Le BIT a une double responsabilité à cet égard. En tant qu’employeur, et, je l’espère, comme toute autre organisation, nous avons la responsabilité de garantir que le milieu de travail, les méthodes de travail et le comportement des responsables hiérarchiques sont sensibles à cette problématique, et favorisent un climat de travail où chacun se sent à l’aise, épaulé, encouragé. Nous disposons d’un certain nombre de structures et de fonctions pour faire en sorte que tel soit bien le cas.

Je ne saurais prétendre que tout est parfait, mais j’estime que l’OIT peut se targuer de prendre la question au sérieux. Il me semble que nous ne ménageons pas nos efforts dans ce sens. Mais ce n’est pas parfait et nous savons bien que des problèmes de cet ordre existent chez nous comme dans toutes les autres organisations. Cette responsabilité nous incombe au premier chef et c’est notre priorité.

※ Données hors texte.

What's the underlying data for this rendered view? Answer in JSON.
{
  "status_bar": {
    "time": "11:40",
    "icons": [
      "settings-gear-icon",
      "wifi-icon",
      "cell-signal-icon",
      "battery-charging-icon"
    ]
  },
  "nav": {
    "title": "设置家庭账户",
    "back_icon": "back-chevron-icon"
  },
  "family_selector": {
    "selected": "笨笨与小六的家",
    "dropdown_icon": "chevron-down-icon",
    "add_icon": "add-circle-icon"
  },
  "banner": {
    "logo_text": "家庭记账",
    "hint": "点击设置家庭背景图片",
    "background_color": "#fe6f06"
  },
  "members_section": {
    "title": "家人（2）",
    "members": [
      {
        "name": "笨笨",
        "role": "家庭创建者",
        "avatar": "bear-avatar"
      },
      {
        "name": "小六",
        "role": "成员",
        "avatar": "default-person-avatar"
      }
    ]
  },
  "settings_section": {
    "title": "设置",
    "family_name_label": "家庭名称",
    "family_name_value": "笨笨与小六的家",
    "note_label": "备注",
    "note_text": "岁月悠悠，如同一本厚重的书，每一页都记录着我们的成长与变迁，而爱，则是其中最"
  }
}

La deuxième facette de cette double responsabilité touche bien sûr à notre rôle dans le monde du travail. Le monde du travail qui nous entoure. Il me paraît surprenant que, au niveau international, les problèmes d’ordre psychologique, les questions de santé mentale et de stress, retiennent moins l’attention que d’autres risques pour la santé et la sécurité. Si l’on considère notre corpus de normes internationales du travail, ainsi que les activités que nous menons, les réunions d’experts que nous organisons, on observe, à mon avis, un déséquilibre marqué dans notre façon d’aborder toute la panoplie des questions de bien-être au travail. Je le répète, l’orientation des mutations à l’œuvre dans le monde du travail devrait nous inciter à nous tourner résolument dans la bonne direction.

Ainsi donc, chers collègues, je me réjouis à la fois de constater que vous êtes tous là aujourd’hui et que cette Journée mondiale de la santé mentale est consacrée à ces questions. Je constate aussi avec plaisir que ces questions occupent plus de place aujourd’hui dans le débat politique qu’elles ne le faisaient par le passé – du moins autant que je me souvienne. Je pense que cela nous donne une raison d’être optimistes, et, surtout, que cela devrait renforcer notre détermination à attaquer cette problématique de front et de façon plus pertinente que par le passé.

Nous sommes tous conscients du problème de la stigmatisation. Nous comprenons tous les réticences qu’il peut y avoir à s’exprimer en public sur sa propre expérience. Vous le savez, il y a des silences qu’il faut briser. Il nous incombe de jouer un rôle à cet égard. Et je ne doute pas que la réunion d’aujourd’hui et, bien sûr, les messages que vont nous apporter les intervenants invités nous aideront sur cette voie. Nous avons beaucoup à apprendre les uns des autres, et j’ai hâte d’écouter les messages de ce panel.